The making of the zama zama series: the etching process using copper sulphate and salt solution: Reclaiming Crown Mines II

The process of making these six etchings felt analogous to mining for images. The stages required re-drawing and etching the plates over several weeks, as the original images lifted through the corrosion of the mixture. It was painstaking, frustrating, and extremely disappointing, as I had to really ‘mine' for the image to reappear after losing them in the etching process. I persisted over many weeks. During that period, I was listening to and reading the news about the “smoking” and starving the Stillfontein miners out of the shafts to the surface, so they could be arrested for “justice to be served” for illegal mining.

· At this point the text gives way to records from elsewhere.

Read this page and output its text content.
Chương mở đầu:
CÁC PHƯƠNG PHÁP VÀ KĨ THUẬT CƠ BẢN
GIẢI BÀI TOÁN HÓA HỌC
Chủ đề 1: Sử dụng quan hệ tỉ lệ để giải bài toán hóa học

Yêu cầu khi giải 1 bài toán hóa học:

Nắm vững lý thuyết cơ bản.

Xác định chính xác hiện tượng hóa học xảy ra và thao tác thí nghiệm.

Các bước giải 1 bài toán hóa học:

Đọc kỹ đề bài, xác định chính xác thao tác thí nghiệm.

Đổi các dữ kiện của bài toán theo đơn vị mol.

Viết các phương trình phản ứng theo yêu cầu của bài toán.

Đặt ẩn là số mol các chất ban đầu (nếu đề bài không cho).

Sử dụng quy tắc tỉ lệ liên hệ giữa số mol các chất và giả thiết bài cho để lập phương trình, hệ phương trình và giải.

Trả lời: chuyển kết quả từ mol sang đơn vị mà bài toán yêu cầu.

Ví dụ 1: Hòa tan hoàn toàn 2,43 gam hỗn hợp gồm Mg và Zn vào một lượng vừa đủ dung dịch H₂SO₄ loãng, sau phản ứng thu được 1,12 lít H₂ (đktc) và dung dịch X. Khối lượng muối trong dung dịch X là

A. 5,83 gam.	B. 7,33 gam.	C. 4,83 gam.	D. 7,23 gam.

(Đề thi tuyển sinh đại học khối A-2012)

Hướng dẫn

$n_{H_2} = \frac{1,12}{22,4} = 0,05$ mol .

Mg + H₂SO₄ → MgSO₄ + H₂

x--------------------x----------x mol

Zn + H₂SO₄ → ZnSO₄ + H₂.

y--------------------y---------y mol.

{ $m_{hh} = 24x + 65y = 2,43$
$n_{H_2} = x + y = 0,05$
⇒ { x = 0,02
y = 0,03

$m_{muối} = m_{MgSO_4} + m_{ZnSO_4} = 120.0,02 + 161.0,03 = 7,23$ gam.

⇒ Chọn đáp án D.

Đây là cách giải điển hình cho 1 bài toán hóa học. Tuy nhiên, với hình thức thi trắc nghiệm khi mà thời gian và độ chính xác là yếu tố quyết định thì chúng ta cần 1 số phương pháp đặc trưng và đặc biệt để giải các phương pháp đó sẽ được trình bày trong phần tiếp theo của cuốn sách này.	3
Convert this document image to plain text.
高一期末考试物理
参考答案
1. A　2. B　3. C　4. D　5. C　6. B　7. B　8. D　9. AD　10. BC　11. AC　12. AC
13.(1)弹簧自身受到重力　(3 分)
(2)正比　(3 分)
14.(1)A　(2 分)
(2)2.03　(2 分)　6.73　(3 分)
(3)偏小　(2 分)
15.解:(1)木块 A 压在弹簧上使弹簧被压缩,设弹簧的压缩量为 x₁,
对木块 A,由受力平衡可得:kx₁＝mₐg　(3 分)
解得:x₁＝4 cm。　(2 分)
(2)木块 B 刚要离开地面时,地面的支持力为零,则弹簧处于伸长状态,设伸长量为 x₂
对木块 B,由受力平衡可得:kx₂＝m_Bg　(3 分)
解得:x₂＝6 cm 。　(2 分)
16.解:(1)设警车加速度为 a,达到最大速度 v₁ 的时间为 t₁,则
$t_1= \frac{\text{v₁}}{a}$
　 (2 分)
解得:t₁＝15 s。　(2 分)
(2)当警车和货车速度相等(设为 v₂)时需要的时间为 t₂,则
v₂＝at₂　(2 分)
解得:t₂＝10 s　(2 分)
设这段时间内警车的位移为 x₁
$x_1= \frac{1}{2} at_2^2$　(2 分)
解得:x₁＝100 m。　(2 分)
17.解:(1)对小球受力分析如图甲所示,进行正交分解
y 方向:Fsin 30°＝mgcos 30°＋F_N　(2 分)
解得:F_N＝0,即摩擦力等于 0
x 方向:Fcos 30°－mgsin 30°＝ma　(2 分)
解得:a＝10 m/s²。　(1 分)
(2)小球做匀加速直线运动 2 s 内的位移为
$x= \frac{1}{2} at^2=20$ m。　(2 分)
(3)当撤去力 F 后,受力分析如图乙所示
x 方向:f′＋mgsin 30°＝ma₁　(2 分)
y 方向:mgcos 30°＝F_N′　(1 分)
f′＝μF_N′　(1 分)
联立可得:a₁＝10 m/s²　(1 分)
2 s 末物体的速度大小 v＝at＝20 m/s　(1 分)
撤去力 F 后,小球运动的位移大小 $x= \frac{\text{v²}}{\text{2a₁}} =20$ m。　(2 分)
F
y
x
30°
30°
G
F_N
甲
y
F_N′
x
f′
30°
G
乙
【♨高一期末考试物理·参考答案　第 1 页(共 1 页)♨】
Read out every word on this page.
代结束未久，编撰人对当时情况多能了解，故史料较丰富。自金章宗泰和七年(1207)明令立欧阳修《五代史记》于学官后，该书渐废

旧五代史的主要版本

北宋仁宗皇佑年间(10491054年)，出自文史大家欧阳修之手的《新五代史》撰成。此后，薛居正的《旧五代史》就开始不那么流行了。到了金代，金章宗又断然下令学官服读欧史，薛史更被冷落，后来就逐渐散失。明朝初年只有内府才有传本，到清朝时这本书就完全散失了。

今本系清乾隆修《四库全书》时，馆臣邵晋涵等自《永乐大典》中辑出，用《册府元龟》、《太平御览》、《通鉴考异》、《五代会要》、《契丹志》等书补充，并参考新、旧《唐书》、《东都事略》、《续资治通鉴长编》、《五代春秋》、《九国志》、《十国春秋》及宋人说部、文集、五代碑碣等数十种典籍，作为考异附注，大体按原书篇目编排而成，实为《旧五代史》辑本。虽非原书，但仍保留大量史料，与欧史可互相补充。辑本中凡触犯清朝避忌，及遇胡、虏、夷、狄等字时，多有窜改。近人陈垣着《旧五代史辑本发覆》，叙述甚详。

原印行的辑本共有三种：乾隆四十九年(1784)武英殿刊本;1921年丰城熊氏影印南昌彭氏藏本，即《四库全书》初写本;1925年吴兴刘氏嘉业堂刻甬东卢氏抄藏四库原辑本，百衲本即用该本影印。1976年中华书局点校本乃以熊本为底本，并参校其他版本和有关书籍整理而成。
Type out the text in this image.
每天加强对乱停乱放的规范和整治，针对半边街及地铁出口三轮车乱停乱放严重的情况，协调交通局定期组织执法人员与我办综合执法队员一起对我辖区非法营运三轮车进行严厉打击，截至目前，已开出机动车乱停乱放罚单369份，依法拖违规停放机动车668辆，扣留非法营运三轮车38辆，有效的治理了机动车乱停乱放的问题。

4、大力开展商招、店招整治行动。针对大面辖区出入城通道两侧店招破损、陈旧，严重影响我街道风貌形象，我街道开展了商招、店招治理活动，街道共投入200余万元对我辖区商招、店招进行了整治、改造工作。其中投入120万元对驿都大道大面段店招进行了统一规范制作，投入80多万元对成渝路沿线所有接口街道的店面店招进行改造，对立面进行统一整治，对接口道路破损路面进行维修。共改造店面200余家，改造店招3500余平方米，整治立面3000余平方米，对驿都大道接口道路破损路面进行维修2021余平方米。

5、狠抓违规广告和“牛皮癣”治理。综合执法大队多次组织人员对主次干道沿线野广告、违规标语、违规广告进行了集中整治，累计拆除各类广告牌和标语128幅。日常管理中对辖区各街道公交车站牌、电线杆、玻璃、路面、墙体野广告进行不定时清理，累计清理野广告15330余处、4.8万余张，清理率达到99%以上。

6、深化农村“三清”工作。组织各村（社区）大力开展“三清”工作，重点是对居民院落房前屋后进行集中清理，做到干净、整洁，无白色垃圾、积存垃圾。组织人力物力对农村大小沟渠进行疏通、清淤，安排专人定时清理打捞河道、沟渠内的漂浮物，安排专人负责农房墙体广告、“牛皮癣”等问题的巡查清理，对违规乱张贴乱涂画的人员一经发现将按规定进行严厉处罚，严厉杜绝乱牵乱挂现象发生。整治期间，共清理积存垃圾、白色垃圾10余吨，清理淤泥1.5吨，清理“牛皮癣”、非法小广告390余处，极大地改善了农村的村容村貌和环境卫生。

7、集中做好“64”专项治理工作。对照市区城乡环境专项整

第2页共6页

Burned hillside with trees and scattered debris.

My photograph of Crown Mines

A sketch of a landscape with sparse trees, rocky terrain, and hills in the background.

State proof of Reclaiming Crown Mines II

Close-up of a wall with peeling paint, rust, and mold, with a paintbrush resting against it.
Painted metal object resting on black plastic cover with a paintbrush nearby and a tray with red paint splatters.

The reaction of the copper sulphate solution when poured over the aluminium plate

A black and white landscape drawing on paper, depicting trees and a reflective body of water.

State 1 of Reclaiming Crown Mines II

A black and white sketch of a natural outdoor landscape with trees, rocks, and uneven terrain.

State 3 of Reclaiming Crown Mines II

Afterword:

After the fire, in a box of my late mother’s papers, I uncovered a story by my grandfather Richard Feldman, called “Carbide Ash”, written in the 1930, about the exploitation of the miners. The cycle of recovery has been uncanny in its repetition.